In Italia sono sempre di più i digital workers ma non sono tutelati a livello contrattuale.
Una forma di lavoro che grazie al progresso tecnologico sta prendendo piede. Si sta evolvendo dando la possibilità sempre a più persone di lavorare da remoto. In Italia i digital workers, coloro che lavorano tramite piattaforma digitale, sono 570.521. Per 274mila di queste, il lavoro online è la propria attività principale.
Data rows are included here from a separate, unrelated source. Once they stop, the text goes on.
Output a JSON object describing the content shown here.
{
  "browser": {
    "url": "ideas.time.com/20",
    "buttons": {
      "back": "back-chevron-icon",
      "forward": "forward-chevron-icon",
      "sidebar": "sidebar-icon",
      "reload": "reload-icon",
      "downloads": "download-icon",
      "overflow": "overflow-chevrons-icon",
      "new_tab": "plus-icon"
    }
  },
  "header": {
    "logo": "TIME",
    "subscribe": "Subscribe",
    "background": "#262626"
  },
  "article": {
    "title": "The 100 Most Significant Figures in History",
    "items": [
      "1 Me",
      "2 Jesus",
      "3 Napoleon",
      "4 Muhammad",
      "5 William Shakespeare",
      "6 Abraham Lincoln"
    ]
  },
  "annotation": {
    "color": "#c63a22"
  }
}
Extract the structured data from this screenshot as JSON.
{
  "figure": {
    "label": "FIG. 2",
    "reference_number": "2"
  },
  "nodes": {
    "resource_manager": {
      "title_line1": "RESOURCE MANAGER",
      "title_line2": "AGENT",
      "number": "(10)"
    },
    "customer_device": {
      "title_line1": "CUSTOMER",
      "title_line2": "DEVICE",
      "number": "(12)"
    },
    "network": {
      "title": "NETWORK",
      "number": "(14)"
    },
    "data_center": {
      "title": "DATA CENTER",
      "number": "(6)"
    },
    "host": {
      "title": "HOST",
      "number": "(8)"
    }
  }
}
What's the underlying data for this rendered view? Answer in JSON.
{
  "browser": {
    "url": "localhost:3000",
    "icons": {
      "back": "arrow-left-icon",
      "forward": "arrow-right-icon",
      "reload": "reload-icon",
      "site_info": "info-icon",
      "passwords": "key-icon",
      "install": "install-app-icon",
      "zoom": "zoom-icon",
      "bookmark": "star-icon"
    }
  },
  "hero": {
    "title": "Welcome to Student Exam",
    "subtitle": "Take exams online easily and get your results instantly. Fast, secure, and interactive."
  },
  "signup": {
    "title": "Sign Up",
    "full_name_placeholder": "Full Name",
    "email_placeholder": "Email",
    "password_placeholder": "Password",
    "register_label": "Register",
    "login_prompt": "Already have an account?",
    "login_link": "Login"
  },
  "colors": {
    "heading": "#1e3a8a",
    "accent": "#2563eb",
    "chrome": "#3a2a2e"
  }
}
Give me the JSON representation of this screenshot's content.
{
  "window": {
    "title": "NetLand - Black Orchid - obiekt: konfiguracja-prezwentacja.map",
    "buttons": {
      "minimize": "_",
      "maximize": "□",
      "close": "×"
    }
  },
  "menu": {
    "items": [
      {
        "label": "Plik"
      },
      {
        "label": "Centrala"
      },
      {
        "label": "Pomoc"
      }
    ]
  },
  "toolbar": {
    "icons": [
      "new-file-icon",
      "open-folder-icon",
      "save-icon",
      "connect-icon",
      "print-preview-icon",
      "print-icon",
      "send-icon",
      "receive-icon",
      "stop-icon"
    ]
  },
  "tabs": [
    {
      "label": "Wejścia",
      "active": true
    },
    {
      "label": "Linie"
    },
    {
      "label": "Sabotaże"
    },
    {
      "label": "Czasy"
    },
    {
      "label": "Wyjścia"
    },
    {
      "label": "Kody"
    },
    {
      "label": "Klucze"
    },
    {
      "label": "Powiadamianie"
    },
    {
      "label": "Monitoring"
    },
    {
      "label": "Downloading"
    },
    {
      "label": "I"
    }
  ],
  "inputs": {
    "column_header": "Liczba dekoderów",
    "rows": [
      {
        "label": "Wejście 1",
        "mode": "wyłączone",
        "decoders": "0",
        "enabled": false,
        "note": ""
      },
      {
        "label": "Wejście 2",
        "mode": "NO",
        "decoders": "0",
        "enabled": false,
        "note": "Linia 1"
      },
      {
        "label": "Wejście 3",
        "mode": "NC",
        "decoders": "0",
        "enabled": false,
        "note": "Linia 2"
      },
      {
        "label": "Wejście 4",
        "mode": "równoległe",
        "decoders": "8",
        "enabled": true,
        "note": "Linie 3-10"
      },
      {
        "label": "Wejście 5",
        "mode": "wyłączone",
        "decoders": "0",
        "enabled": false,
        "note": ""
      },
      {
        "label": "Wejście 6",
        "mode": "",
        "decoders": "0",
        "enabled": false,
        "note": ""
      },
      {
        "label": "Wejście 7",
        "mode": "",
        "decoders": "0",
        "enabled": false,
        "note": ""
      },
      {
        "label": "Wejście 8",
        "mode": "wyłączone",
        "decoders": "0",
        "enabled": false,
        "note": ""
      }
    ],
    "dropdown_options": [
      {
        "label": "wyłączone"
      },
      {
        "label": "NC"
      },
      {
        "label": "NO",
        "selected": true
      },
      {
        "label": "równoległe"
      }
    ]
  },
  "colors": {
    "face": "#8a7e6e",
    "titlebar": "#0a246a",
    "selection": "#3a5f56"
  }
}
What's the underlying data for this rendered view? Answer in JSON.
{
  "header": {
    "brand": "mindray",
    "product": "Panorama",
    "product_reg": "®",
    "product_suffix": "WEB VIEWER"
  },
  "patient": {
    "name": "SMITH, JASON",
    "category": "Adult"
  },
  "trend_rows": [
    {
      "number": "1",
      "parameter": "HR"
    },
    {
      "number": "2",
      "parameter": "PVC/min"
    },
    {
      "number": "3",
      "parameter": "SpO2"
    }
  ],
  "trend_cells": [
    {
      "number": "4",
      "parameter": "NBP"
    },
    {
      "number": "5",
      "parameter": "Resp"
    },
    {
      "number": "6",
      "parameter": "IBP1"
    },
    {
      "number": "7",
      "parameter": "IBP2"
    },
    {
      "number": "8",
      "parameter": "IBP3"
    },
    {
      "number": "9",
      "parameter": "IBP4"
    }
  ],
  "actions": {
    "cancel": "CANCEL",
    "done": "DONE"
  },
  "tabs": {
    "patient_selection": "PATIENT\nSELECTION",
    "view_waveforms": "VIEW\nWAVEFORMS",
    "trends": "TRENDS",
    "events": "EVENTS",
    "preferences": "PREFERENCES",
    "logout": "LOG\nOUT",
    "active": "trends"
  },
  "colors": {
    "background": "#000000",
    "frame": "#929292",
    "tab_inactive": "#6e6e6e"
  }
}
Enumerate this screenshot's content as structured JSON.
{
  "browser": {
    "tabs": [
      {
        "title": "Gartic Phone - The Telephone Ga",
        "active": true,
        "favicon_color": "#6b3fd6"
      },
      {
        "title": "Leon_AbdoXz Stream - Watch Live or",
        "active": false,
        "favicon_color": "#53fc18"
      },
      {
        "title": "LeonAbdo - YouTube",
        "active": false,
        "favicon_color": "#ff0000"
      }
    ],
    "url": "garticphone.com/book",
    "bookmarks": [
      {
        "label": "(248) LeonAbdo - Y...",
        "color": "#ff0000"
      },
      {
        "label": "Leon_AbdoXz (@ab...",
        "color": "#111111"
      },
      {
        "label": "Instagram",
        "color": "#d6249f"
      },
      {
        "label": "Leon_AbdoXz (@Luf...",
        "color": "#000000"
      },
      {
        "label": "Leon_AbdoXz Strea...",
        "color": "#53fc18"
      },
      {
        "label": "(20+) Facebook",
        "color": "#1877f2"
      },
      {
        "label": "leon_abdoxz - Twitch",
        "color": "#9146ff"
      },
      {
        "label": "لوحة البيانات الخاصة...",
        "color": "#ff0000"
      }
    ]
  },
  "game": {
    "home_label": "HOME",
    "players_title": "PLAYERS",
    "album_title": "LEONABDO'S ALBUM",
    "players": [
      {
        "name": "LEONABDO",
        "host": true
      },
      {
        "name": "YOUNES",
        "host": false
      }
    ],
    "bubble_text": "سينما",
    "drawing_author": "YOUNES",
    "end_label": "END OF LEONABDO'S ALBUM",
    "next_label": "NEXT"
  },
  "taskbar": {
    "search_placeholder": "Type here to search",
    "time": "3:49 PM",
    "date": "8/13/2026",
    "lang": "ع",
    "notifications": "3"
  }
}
Sono numeri che ha presentato il presidente dell’Inapp, Sebastiano Fadda, in audizione in commissione Lavoro della Camera sulla direttiva Ue relativa al miglioramento delle condizioni di lavoro dei cosiddetti “platform workers”. Questo tipo di lavoro si divide in due categorie: le “location based platforms” ovvero quelle che si svolgono in ambiti fisici territorialmente localizzati. E le “Web based platforms”, ovvero quelle che si svolgono e si scambiano interamente sulla rete.
Secondo un’indagine Inapp/Plus del 2021, “è presumibile, sulla base delle tendenze evolutive dei fenomeni sopra menzionati, che tali forme di lavoro si espandano in futuro». Un aspetto fondamentale che è stato portato alla luce è che però nonostante siano in costante aumento questi lavori sono caratterizzati dalla precarietà dei rapporti contrattuali. Ben il 31% lavora senza contratto, un lavoro di collaborazione che non garantisce alcuna continuità. Solo l’11% ha un contratto di lavoro subordinato.
La precarietà di chi lavora online
Il presidente Fadda sottolinea che allo stato attuale, la situazione lavorativa e la sua continuità è talmente precaria. Valutata da un algoritmo che “ciascun lavoratore può essere di punto in bianco disconnesso dalla piattaforma o relegato a incarichi meno remunerativi a pura discrezione dell’algoritmo stesso.”
Per questo bisogna intervenire. “Come si può immaginare che persone comprese tra i 30 e i 50 anni di età, età in cui si crescono famiglie, si stabilizzano assetti abitativi, si consolidano posizioni sociali, siano costrette a vivere sotto l’incubo della totale precarietà?
Questa condizione viene aggravata dal fatto che il 50% dei digital workers hanno il lavoro online come unica fonte di lavoro e di reddito. Solo il 12% dichiara di aver lavorato in questo modo per ottenere semplicemente un reddito aggiuntivo.